The World Trade Center was supposedly one of the strongest, most well-built, most well engineered buildings in the world. And it was the first time a skyscraper has been felled by a fire, and it happened three times (also tower 7 which was not even hit by a plane), demolition style. Not jet fuel
Disagree. Jet fuel burns at over 1000 C. Steel loses half its strength at only around 600 C. Extrapolate that and the steel has probably lossed close to 60 to 70% of its strength. Couple that with a plane taking out one side of a building's support and you'll have a collapse.
You frame the fact that this would have been the first time a skyscraper succumbed to fire.

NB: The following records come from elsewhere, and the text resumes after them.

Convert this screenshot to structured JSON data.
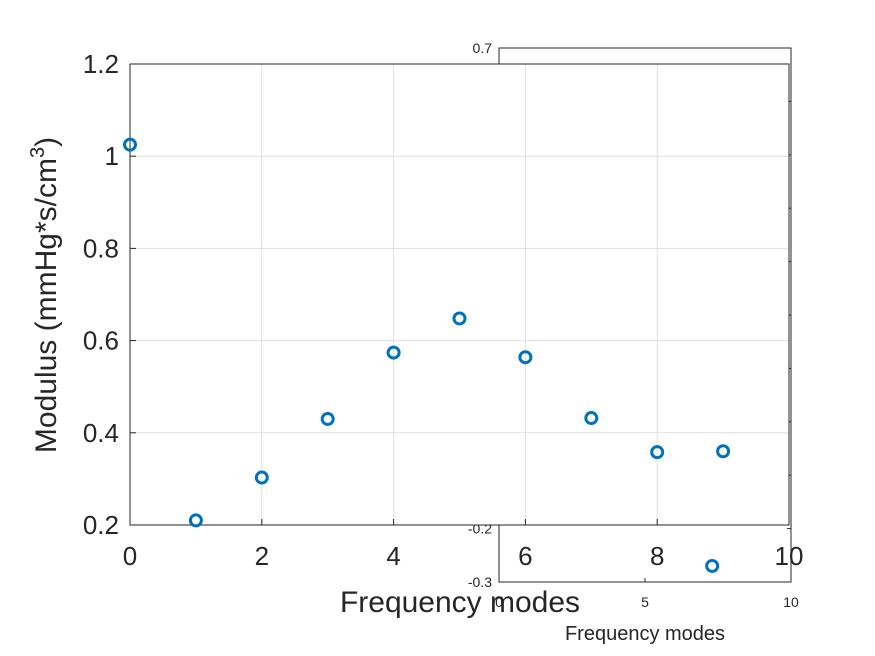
{
  "chart_data": [
    {
      "type": "scatter",
      "title": "",
      "xlabel": "Frequency modes",
      "ylabel_main": "Modulus (mmHg*s/cm",
      "ylabel_sup": "3",
      "ylabel_close": ")",
      "xlim": [
        0,
        10
      ],
      "ylim": [
        0.2,
        1.2
      ],
      "grid": true,
      "xticks": [
        0,
        2,
        4,
        6,
        8,
        10
      ],
      "xtick_labels": [
        "0",
        "2",
        "4",
        "6",
        "8",
        "10"
      ],
      "yticks": [
        0.2,
        0.4,
        0.6,
        0.8,
        1.0,
        1.2
      ],
      "ytick_labels": [
        "0.2",
        "0.4",
        "0.6",
        "0.8",
        "1",
        "1.2"
      ],
      "marker_color": "#0072BD",
      "series": [
        {
          "x": [
            0,
            1,
            2,
            3,
            4,
            5,
            6,
            7,
            8,
            9
          ],
          "y": [
            1.025,
            0.21,
            0.303,
            0.43,
            0.574,
            0.648,
            0.564,
            0.432,
            0.358,
            0.36
          ]
        }
      ]
    },
    {
      "type": "scatter",
      "title": "",
      "xlabel": "Frequency modes",
      "xlim": [
        0,
        10
      ],
      "ylim": [
        -0.3,
        0.7
      ],
      "xticks": [
        0,
        5,
        10
      ],
      "xtick_labels": [
        "0",
        "5",
        "10"
      ],
      "yticks": [
        -0.3,
        -0.2,
        0.7
      ],
      "ytick_labels": [
        "-0.3",
        "-0.2",
        "0.7"
      ],
      "marker_color": "#0072BD",
      "series": [
        {
          "x": [
            7.3
          ],
          "y": [
            -0.27
          ]
        }
      ]
    }
  ]
}
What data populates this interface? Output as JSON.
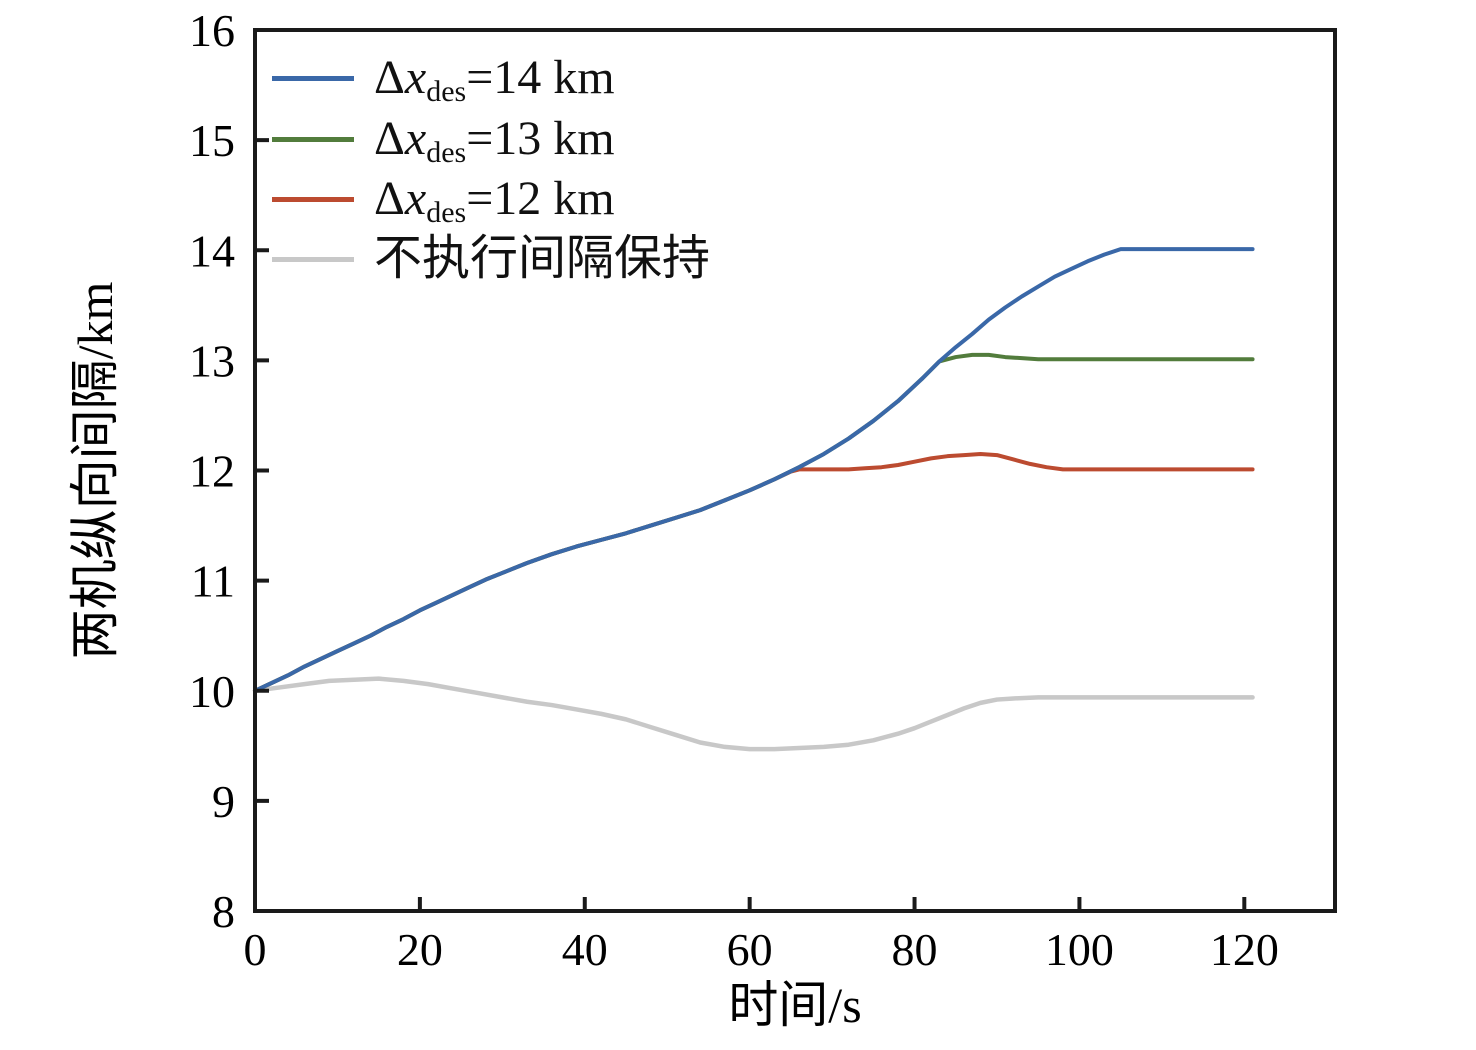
{
  "figure": {
    "background": "#ffffff",
    "axis_color": "#1a1a1a",
    "text_color": "#000000"
  },
  "axes": {
    "xlabel": "时间/s",
    "ylabel": "两机纵向间隔/km",
    "xlim": [
      0,
      131
    ],
    "ylim": [
      8,
      16
    ],
    "xticks": [
      0,
      20,
      40,
      60,
      80,
      100,
      120
    ],
    "yticks": [
      8,
      9,
      10,
      11,
      12,
      13,
      14,
      15,
      16
    ],
    "grid": false
  },
  "legend": {
    "position": "top-left-inside",
    "entries": [
      {
        "delta": "Δ",
        "variable": "x",
        "subscript": "des",
        "equals": "=14 km",
        "color": "#3a68a8",
        "series": "dx14"
      },
      {
        "delta": "Δ",
        "variable": "x",
        "subscript": "des",
        "equals": "=13 km",
        "color": "#527c3c",
        "series": "dx13"
      },
      {
        "delta": "Δ",
        "variable": "x",
        "subscript": "des",
        "equals": "=12 km",
        "color": "#bc4b30",
        "series": "dx12"
      },
      {
        "text": "不执行间隔保持",
        "color": "#c8c8c8",
        "series": "no_keep"
      }
    ]
  },
  "chart_data": {
    "type": "line",
    "title": "",
    "xlabel": "时间/s",
    "ylabel": "两机纵向间隔/km",
    "xlim": [
      0,
      131
    ],
    "ylim": [
      8,
      16
    ],
    "legend_position": "upper left",
    "series": [
      {
        "id": "no_keep",
        "name": "不执行间隔保持",
        "color": "#c8c8c8",
        "line_width": 4.5,
        "points": [
          [
            0,
            10.0
          ],
          [
            3,
            10.03
          ],
          [
            6,
            10.06
          ],
          [
            9,
            10.09
          ],
          [
            12,
            10.1
          ],
          [
            15,
            10.11
          ],
          [
            18,
            10.09
          ],
          [
            21,
            10.06
          ],
          [
            24,
            10.02
          ],
          [
            27,
            9.98
          ],
          [
            30,
            9.94
          ],
          [
            33,
            9.9
          ],
          [
            36,
            9.87
          ],
          [
            39,
            9.83
          ],
          [
            42,
            9.79
          ],
          [
            45,
            9.74
          ],
          [
            48,
            9.67
          ],
          [
            51,
            9.6
          ],
          [
            54,
            9.53
          ],
          [
            57,
            9.49
          ],
          [
            60,
            9.47
          ],
          [
            63,
            9.47
          ],
          [
            66,
            9.48
          ],
          [
            69,
            9.49
          ],
          [
            72,
            9.51
          ],
          [
            75,
            9.55
          ],
          [
            78,
            9.61
          ],
          [
            80,
            9.66
          ],
          [
            82,
            9.72
          ],
          [
            84,
            9.78
          ],
          [
            86,
            9.84
          ],
          [
            88,
            9.89
          ],
          [
            90,
            9.92
          ],
          [
            92,
            9.93
          ],
          [
            95,
            9.94
          ],
          [
            100,
            9.94
          ],
          [
            105,
            9.94
          ],
          [
            110,
            9.94
          ],
          [
            115,
            9.94
          ],
          [
            121,
            9.94
          ]
        ]
      },
      {
        "id": "dx12",
        "name": "Δx_des=12 km",
        "color": "#bc4b30",
        "line_width": 4,
        "points": [
          [
            0,
            10.0
          ],
          [
            2,
            10.07
          ],
          [
            4,
            10.14
          ],
          [
            6,
            10.22
          ],
          [
            8,
            10.29
          ],
          [
            10,
            10.36
          ],
          [
            12,
            10.43
          ],
          [
            14,
            10.5
          ],
          [
            16,
            10.58
          ],
          [
            18,
            10.65
          ],
          [
            20,
            10.73
          ],
          [
            22,
            10.8
          ],
          [
            24,
            10.87
          ],
          [
            26,
            10.94
          ],
          [
            28,
            11.01
          ],
          [
            30,
            11.07
          ],
          [
            33,
            11.16
          ],
          [
            36,
            11.24
          ],
          [
            39,
            11.31
          ],
          [
            42,
            11.37
          ],
          [
            45,
            11.43
          ],
          [
            48,
            11.5
          ],
          [
            51,
            11.57
          ],
          [
            54,
            11.64
          ],
          [
            57,
            11.73
          ],
          [
            60,
            11.82
          ],
          [
            63,
            11.92
          ],
          [
            65,
            11.99
          ],
          [
            66,
            12.01
          ],
          [
            68,
            12.01
          ],
          [
            70,
            12.01
          ],
          [
            72,
            12.01
          ],
          [
            74,
            12.02
          ],
          [
            76,
            12.03
          ],
          [
            78,
            12.05
          ],
          [
            80,
            12.08
          ],
          [
            82,
            12.11
          ],
          [
            84,
            12.13
          ],
          [
            86,
            12.14
          ],
          [
            88,
            12.15
          ],
          [
            90,
            12.14
          ],
          [
            92,
            12.1
          ],
          [
            94,
            12.06
          ],
          [
            96,
            12.03
          ],
          [
            98,
            12.01
          ],
          [
            100,
            12.01
          ],
          [
            105,
            12.01
          ],
          [
            110,
            12.01
          ],
          [
            115,
            12.01
          ],
          [
            121,
            12.01
          ]
        ]
      },
      {
        "id": "dx13",
        "name": "Δx_des=13 km",
        "color": "#527c3c",
        "line_width": 4,
        "points": [
          [
            0,
            10.0
          ],
          [
            2,
            10.07
          ],
          [
            4,
            10.14
          ],
          [
            6,
            10.22
          ],
          [
            8,
            10.29
          ],
          [
            10,
            10.36
          ],
          [
            12,
            10.43
          ],
          [
            14,
            10.5
          ],
          [
            16,
            10.58
          ],
          [
            18,
            10.65
          ],
          [
            20,
            10.73
          ],
          [
            22,
            10.8
          ],
          [
            24,
            10.87
          ],
          [
            26,
            10.94
          ],
          [
            28,
            11.01
          ],
          [
            30,
            11.07
          ],
          [
            33,
            11.16
          ],
          [
            36,
            11.24
          ],
          [
            39,
            11.31
          ],
          [
            42,
            11.37
          ],
          [
            45,
            11.43
          ],
          [
            48,
            11.5
          ],
          [
            51,
            11.57
          ],
          [
            54,
            11.64
          ],
          [
            57,
            11.73
          ],
          [
            60,
            11.82
          ],
          [
            63,
            11.92
          ],
          [
            66,
            12.03
          ],
          [
            69,
            12.15
          ],
          [
            72,
            12.29
          ],
          [
            75,
            12.45
          ],
          [
            78,
            12.63
          ],
          [
            81,
            12.84
          ],
          [
            83,
            12.99
          ],
          [
            85,
            13.03
          ],
          [
            87,
            13.05
          ],
          [
            89,
            13.05
          ],
          [
            91,
            13.03
          ],
          [
            93,
            13.02
          ],
          [
            95,
            13.01
          ],
          [
            97,
            13.01
          ],
          [
            100,
            13.01
          ],
          [
            105,
            13.01
          ],
          [
            110,
            13.01
          ],
          [
            115,
            13.01
          ],
          [
            121,
            13.01
          ]
        ]
      },
      {
        "id": "dx14",
        "name": "Δx_des=14 km",
        "color": "#3a68a8",
        "line_width": 4,
        "points": [
          [
            0,
            10.0
          ],
          [
            2,
            10.07
          ],
          [
            4,
            10.14
          ],
          [
            6,
            10.22
          ],
          [
            8,
            10.29
          ],
          [
            10,
            10.36
          ],
          [
            12,
            10.43
          ],
          [
            14,
            10.5
          ],
          [
            16,
            10.58
          ],
          [
            18,
            10.65
          ],
          [
            20,
            10.73
          ],
          [
            22,
            10.8
          ],
          [
            24,
            10.87
          ],
          [
            26,
            10.94
          ],
          [
            28,
            11.01
          ],
          [
            30,
            11.07
          ],
          [
            33,
            11.16
          ],
          [
            36,
            11.24
          ],
          [
            39,
            11.31
          ],
          [
            42,
            11.37
          ],
          [
            45,
            11.43
          ],
          [
            48,
            11.5
          ],
          [
            51,
            11.57
          ],
          [
            54,
            11.64
          ],
          [
            57,
            11.73
          ],
          [
            60,
            11.82
          ],
          [
            63,
            11.92
          ],
          [
            66,
            12.03
          ],
          [
            69,
            12.15
          ],
          [
            72,
            12.29
          ],
          [
            75,
            12.45
          ],
          [
            78,
            12.63
          ],
          [
            81,
            12.84
          ],
          [
            83,
            12.99
          ],
          [
            85,
            13.12
          ],
          [
            87,
            13.24
          ],
          [
            89,
            13.37
          ],
          [
            91,
            13.48
          ],
          [
            93,
            13.58
          ],
          [
            95,
            13.67
          ],
          [
            97,
            13.76
          ],
          [
            99,
            13.83
          ],
          [
            101,
            13.9
          ],
          [
            103,
            13.96
          ],
          [
            105,
            14.01
          ],
          [
            110,
            14.01
          ],
          [
            115,
            14.01
          ],
          [
            121,
            14.01
          ]
        ]
      }
    ]
  }
}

But you conveniently leave out the structural damage caused by the impact.
I'm with you on say WTC 7 and how that's rife for controlled demolition. But no. The Twin Towers fell due to structural damage and the intense heat of the fire weakening the steel.
So it’s just a coincidence that that tower seven also fell into its own footprint?Three buildings, three perfect falls, demolition-style. Too much of a coincidence for me to get on board with all that. I might agree with you if one of the buildings toppled over, but all three fell perfectly into their own footprint.
Like I said. I'm with you on WTC 7 and how that's sketchy.
But yes. If a building buckles from the middle to top it's only logical they fall straight down (into its own foot print). Unlike a building buckling from the bottom. I revert back to the fact about heat and how that affects the strength of steel. They teach this in every engineering curriculum; strength of materials.